Acquired disorders of Chiari Type 1 malformations include space occupying lesions such as brain tumors or hematomas.

The prevalence of Chiari I malformation is estimated to be in the range of one per 1000 to one per 5000 individuals.

Diagnosis is made by patient history, neurological examination, and Magnetic Resonance Imaging, the best imaging modality.

Computed tomorgraphy (CT) can miss spinal cord cavitations.

Neuroradiological imaging is required to rule out any other intracranial condition that could account for intracranial pressure and tonsillar herniation.

Imaging evaluates the neural structures within the posterior cranial fossa and their impact on the foramen magnum.

Multiplanar CT is the best diagnostic approach for imaging of syringomyelia and prolapse of the vertebral column into the cranial cavity.

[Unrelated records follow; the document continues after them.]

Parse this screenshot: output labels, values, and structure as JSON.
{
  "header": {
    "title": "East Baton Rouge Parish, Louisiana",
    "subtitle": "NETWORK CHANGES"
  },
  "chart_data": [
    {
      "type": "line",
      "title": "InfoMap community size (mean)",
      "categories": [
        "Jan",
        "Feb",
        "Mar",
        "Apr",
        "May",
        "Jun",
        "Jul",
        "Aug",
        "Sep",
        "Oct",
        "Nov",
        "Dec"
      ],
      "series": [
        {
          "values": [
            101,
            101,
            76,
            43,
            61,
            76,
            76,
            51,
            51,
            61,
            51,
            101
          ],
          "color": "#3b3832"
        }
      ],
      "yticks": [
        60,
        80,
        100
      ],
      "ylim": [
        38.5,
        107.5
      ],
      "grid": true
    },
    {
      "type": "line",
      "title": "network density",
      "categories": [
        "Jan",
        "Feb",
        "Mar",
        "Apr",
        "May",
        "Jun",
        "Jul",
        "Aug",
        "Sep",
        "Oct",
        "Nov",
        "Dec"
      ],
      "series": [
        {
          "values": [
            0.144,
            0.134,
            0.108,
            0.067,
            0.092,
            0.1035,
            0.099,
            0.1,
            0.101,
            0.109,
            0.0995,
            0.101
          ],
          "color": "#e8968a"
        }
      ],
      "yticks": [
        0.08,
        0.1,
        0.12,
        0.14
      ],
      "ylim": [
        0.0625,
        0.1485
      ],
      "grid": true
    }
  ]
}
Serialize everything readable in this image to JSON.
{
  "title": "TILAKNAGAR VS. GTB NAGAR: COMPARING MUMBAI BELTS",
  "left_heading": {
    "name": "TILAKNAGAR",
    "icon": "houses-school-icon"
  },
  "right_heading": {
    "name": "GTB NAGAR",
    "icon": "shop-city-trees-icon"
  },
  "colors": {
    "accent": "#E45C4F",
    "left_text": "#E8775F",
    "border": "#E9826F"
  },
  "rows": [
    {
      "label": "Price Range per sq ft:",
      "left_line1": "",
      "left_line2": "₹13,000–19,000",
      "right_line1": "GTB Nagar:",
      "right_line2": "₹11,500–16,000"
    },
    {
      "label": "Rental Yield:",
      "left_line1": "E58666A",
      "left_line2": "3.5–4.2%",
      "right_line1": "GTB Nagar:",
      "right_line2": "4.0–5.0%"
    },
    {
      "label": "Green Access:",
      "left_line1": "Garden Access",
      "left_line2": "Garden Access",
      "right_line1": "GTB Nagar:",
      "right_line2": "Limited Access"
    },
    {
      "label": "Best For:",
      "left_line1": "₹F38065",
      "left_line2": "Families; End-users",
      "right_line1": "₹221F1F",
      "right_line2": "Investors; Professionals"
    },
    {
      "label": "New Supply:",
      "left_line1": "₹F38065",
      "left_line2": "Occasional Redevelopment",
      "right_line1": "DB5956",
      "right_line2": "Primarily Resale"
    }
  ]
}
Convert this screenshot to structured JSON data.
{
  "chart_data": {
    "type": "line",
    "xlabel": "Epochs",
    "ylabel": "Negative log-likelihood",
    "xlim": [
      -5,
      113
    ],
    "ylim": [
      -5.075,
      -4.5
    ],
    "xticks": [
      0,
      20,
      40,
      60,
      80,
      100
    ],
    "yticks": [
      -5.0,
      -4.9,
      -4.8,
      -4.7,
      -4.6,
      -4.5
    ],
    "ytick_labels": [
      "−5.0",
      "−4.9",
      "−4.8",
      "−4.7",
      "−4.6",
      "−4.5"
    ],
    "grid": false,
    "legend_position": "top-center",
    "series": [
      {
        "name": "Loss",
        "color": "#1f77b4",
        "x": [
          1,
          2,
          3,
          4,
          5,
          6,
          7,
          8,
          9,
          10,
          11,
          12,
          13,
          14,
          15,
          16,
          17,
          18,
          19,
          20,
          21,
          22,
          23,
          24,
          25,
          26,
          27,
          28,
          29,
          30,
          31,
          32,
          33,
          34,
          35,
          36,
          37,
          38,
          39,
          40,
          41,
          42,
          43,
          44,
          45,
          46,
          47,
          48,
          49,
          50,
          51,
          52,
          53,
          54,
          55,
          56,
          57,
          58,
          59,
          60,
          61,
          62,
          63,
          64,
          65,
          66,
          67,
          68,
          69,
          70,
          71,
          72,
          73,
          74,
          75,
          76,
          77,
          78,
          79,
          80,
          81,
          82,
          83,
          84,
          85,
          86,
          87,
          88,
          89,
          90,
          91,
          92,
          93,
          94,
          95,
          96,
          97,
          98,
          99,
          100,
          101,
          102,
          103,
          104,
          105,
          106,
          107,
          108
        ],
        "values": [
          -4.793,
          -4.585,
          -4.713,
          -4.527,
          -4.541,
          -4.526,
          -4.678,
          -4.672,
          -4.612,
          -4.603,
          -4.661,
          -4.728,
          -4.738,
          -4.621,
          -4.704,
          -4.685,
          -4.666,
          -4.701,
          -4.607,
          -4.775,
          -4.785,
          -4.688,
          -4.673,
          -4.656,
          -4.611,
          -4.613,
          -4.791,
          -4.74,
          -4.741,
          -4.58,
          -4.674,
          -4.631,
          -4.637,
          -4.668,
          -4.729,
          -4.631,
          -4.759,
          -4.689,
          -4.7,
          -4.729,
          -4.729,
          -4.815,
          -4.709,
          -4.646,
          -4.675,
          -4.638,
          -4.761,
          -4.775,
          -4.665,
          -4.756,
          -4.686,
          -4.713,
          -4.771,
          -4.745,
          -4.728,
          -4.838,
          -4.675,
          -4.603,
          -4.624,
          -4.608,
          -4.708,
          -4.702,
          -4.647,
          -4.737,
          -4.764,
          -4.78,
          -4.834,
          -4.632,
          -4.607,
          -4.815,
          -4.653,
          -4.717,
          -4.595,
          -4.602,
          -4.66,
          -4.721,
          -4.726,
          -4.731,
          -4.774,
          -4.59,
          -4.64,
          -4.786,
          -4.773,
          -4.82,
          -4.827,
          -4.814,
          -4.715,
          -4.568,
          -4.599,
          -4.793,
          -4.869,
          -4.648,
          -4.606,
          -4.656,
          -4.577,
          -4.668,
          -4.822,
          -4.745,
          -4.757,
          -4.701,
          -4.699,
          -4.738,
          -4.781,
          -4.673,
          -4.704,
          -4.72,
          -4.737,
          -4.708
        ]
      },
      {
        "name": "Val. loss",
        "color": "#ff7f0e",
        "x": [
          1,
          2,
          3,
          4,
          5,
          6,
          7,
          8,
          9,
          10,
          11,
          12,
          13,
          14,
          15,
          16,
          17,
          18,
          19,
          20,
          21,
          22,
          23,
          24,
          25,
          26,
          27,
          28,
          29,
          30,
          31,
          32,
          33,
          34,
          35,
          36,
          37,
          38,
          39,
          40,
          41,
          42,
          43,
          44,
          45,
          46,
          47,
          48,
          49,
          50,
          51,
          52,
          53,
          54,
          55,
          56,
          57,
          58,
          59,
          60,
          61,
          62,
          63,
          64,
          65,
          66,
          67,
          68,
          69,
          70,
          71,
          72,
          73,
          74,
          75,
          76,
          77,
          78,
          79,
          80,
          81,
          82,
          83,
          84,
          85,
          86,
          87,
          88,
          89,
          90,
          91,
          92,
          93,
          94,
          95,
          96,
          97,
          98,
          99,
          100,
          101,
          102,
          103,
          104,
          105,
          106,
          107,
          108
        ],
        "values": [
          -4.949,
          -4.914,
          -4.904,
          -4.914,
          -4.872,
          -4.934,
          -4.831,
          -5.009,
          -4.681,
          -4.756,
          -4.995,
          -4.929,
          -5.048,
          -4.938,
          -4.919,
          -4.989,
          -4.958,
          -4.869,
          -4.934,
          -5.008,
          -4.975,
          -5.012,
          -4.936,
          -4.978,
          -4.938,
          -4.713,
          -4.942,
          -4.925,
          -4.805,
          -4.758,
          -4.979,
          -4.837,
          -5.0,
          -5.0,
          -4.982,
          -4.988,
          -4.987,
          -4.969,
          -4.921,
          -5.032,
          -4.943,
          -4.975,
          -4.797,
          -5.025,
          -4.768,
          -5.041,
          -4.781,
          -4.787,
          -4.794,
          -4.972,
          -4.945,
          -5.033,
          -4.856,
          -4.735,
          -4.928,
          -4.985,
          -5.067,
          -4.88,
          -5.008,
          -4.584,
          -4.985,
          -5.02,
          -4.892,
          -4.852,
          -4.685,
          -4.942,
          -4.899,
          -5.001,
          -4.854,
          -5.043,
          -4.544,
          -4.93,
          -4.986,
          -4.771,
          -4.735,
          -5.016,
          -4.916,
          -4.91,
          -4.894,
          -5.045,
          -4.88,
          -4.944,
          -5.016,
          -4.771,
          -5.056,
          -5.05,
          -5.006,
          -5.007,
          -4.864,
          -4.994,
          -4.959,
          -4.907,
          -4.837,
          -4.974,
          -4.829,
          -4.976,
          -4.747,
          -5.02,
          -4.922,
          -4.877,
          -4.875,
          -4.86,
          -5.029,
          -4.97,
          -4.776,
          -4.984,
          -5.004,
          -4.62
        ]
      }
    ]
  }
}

The diagnosis of a Chiari II Malformation can be made prenatally by ultrasound exam.

Treatment for Chiari malformation are based on clinical symptoms rather than the radiological findings.

The presence of a syrinx causes specific signs and symptoms from dysesthetic sensations to spasticity and paresis, and may require decompressive surgery.

Chiari Malformation Type II requires immediate surgery due to severe brain stem damage and neurological impairment.

Decompressive surgery to reduce pressure usually removes the lamina of the first, second or even third cervical vertebrae and part of the occipital bone of the skull.

Detethering the spinal cord is an alternate approach to relieve the compression of the brain against the foramen magnum, obviating the need for decompression surgery.

Complications of decompression include bleeding, damage to structures in the brain and spinal canal, meningitis, CSF leaks, occipito-cervical instability and pseudomeningeocele.

Type II lesions may also present with syringomyelia in C8-T1 and lumbar meningomyelocele.